We study Riemann-Roch expected curves on $\mathbb{P}^1 \times \mathbb{P}^1$ in the context of the Nagata-Biran conjecture. This conjecture predicts that for sufficiently large number of points multiple points Seshadri constants of an ample line bundle on algebraic surface are maximal. Biran gives an effective lower bound $N_0$. We construct examples verifying to the effect that the assertions of the Nagata-Biran conjecture can not hold for small number of points. We discuss cases where our construction fails. We observe also that there exists a strong relation between Riemann-Roch expected curves on $\mathbb{P}^1 \times \mathbb{P}^1$ and the symplectic packing problem.

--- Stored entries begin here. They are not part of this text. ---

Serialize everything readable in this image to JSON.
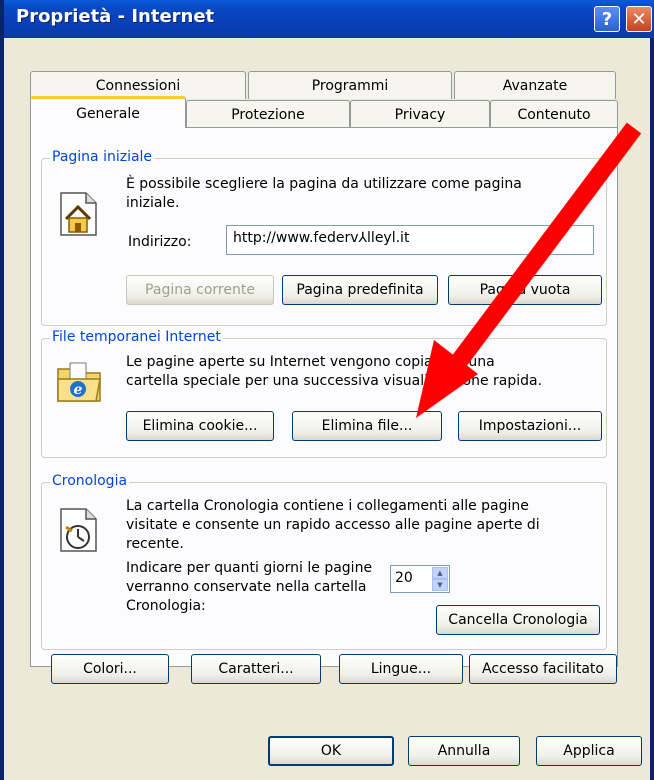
{
  "window": {
    "title": "Proprietà - Internet",
    "help_label": "?",
    "close_label": "✕"
  },
  "tabs": {
    "row1": [
      "Connessioni",
      "Programmi",
      "Avanzate"
    ],
    "row2": [
      "Generale",
      "Protezione",
      "Privacy",
      "Contenuto"
    ],
    "active": "Generale"
  },
  "home": {
    "title": "Pagina iniziale",
    "description_l1": "È possibile scegliere la pagina da utilizzare come pagina",
    "description_l2": "iniziale.",
    "address_label": "Indirizzo:",
    "address_value": "http://www.federv⅄lleyl.it",
    "btn_current": "Pagina corrente",
    "btn_default": "Pagina predefinita",
    "btn_blank": "Pagina vuota"
  },
  "temp": {
    "title": "File temporanei Internet",
    "description_l1": "Le pagine aperte su Internet vengono copiate in una",
    "description_l2": "cartella speciale per una successiva visualizzazione rapida.",
    "btn_cookie": "Elimina cookie...",
    "btn_files": "Elimina file...",
    "btn_settings": "Impostazioni..."
  },
  "history": {
    "title": "Cronologia",
    "description_l1": "La cartella Cronologia contiene i collegamenti alle pagine",
    "description_l2": "visitate e consente un rapido accesso alle pagine aperte di",
    "description_l3": "recente.",
    "days_label_l1": "Indicare per quanti giorni le pagine",
    "days_label_l2": "verranno conservate nella cartella",
    "days_label_l3": "Cronologia:",
    "days_value": "20",
    "btn_clear": "Cancella Cronologia"
  },
  "bottom_buttons": {
    "colors": "Colori...",
    "fonts": "Caratteri...",
    "languages": "Lingue...",
    "accessibility": "Accesso facilitato"
  },
  "dialog_buttons": {
    "ok": "OK",
    "cancel": "Annulla",
    "apply": "Applica"
  },
  "colors": {
    "title_bar": "#0a3fb8",
    "group_title": "#0046d5",
    "annotation_arrow": "#ff0000"
  }
}
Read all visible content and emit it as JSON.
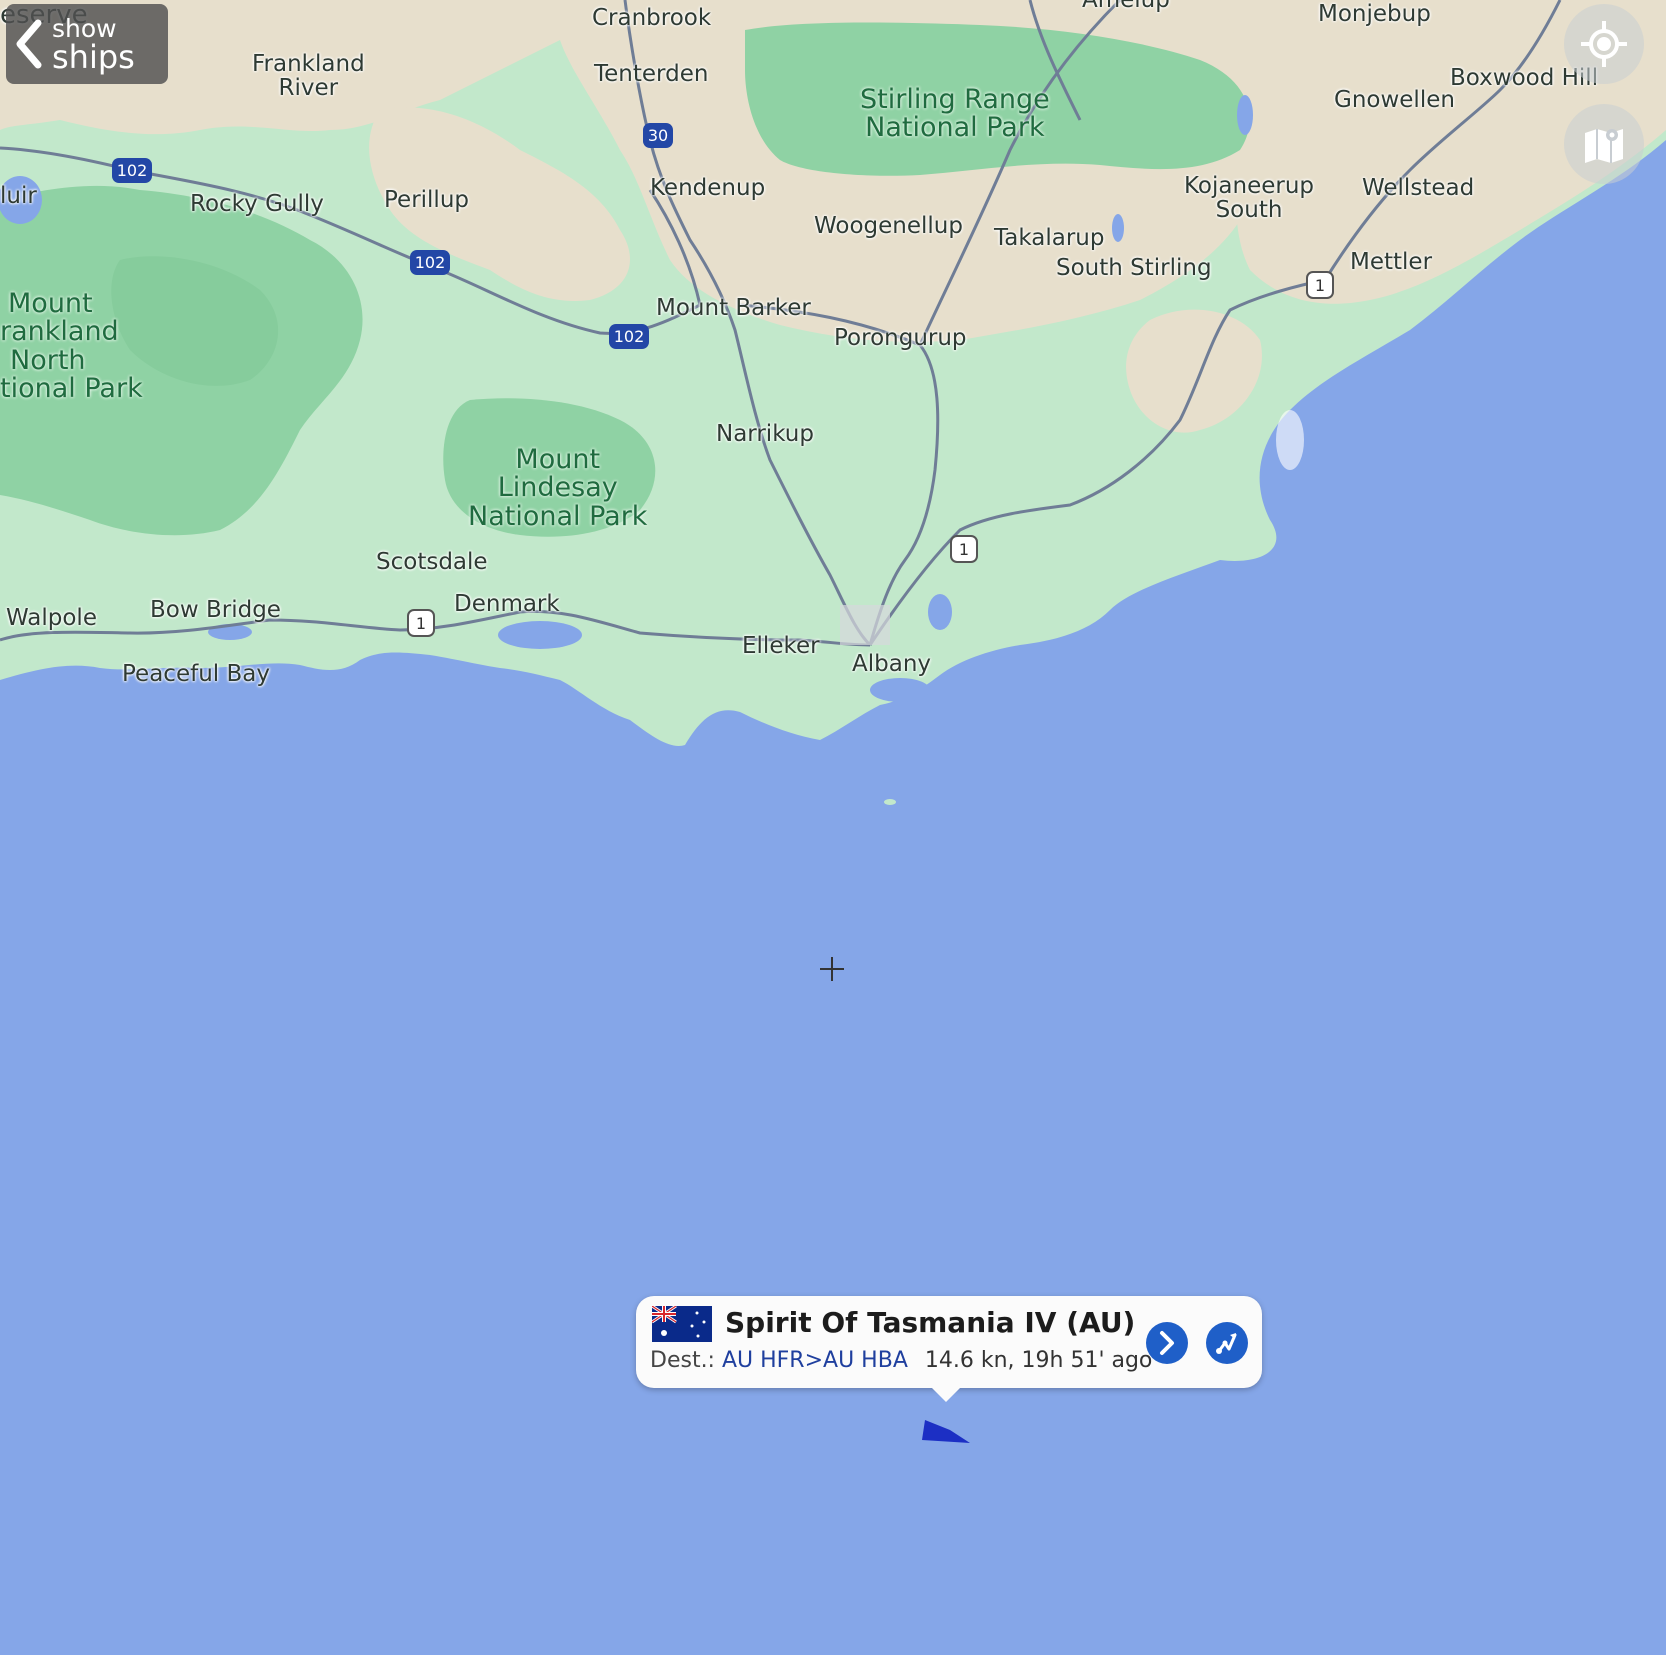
{
  "back_button": {
    "line1": "show",
    "line2": "ships",
    "icon": "chevron-left-icon"
  },
  "map_controls": {
    "locate_icon": "crosshair-locate-icon",
    "layers_icon": "map-layers-icon"
  },
  "places": {
    "reserve": "eserve",
    "cranbrook": "Cranbrook",
    "amelup": "Amelup",
    "monjebup": "Monjebup",
    "frankland_river_1": "Frankland",
    "frankland_river_2": "River",
    "tenterden": "Tenterden",
    "gnowellen": "Gnowellen",
    "boxwood_hill": "Boxwood Hill",
    "muir": "luir",
    "rocky_gully": "Rocky Gully",
    "perillup": "Perillup",
    "kendenup": "Kendenup",
    "woogenellup": "Woogenellup",
    "takalarup": "Takalarup",
    "kojaneerup_1": "Kojaneerup",
    "kojaneerup_2": "South",
    "wellstead": "Wellstead",
    "south_stirling": "South Stirling",
    "mettler": "Mettler",
    "mount_barker": "Mount Barker",
    "porongurup": "Porongurup",
    "narrikup": "Narrikup",
    "scotsdale": "Scotsdale",
    "denmark": "Denmark",
    "walpole": "Walpole",
    "bow_bridge": "Bow Bridge",
    "peaceful_bay": "Peaceful Bay",
    "elleker": "Elleker",
    "albany": "Albany"
  },
  "parks": {
    "stirling_1": "Stirling Range",
    "stirling_2": "National Park",
    "frankland_1": "Mount",
    "frankland_2": "rankland",
    "frankland_3": "North",
    "frankland_4": "tional Park",
    "lindesay_1": "Mount",
    "lindesay_2": "Lindesay",
    "lindesay_3": "National Park"
  },
  "road_shields": {
    "r102": "102",
    "r30": "30",
    "r1": "1"
  },
  "colors": {
    "water": "#85a6e8",
    "land": "#bfe6c8",
    "farmland": "#e6dfcc",
    "park": "#8ed3a3",
    "road": "#6f7d96",
    "ship": "#1c2fc4",
    "accent": "#1f5fc8"
  },
  "ship_popup": {
    "flag": "australia-flag",
    "name": "Spirit Of Tasmania IV (AU)",
    "dest_label": "Dest.:",
    "dest_value": "AU HFR>AU HBA",
    "speed_time": "14.6 kn, 19h 51' ago",
    "details_icon": "chevron-right-icon",
    "route_icon": "route-icon"
  },
  "ship_marker": {
    "icon": "ship-arrow-icon"
  },
  "map_center": {
    "icon": "crosshair-icon"
  }
}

Biran relates the packing problem to the existence of solutions of certain Diophantine equations. We construct such solutions for any ample line bundle on $\mathbb{P}^1 \times \mathbb{P}^1$ and a relatively smallnumber of points. The solutions geometrically correspond to Riemann-Roch expected curves. Finally we discuss in how far the Biran number $N_0$ is optimal in the case of \mathbb{P}^1 \times \mathbb{P}^1. In fact we conjecture that it can be replaced by a lower number and we provide evidence justifying this conjecture.

2000 Mathematics Subject Classification: 14C20, 14J26.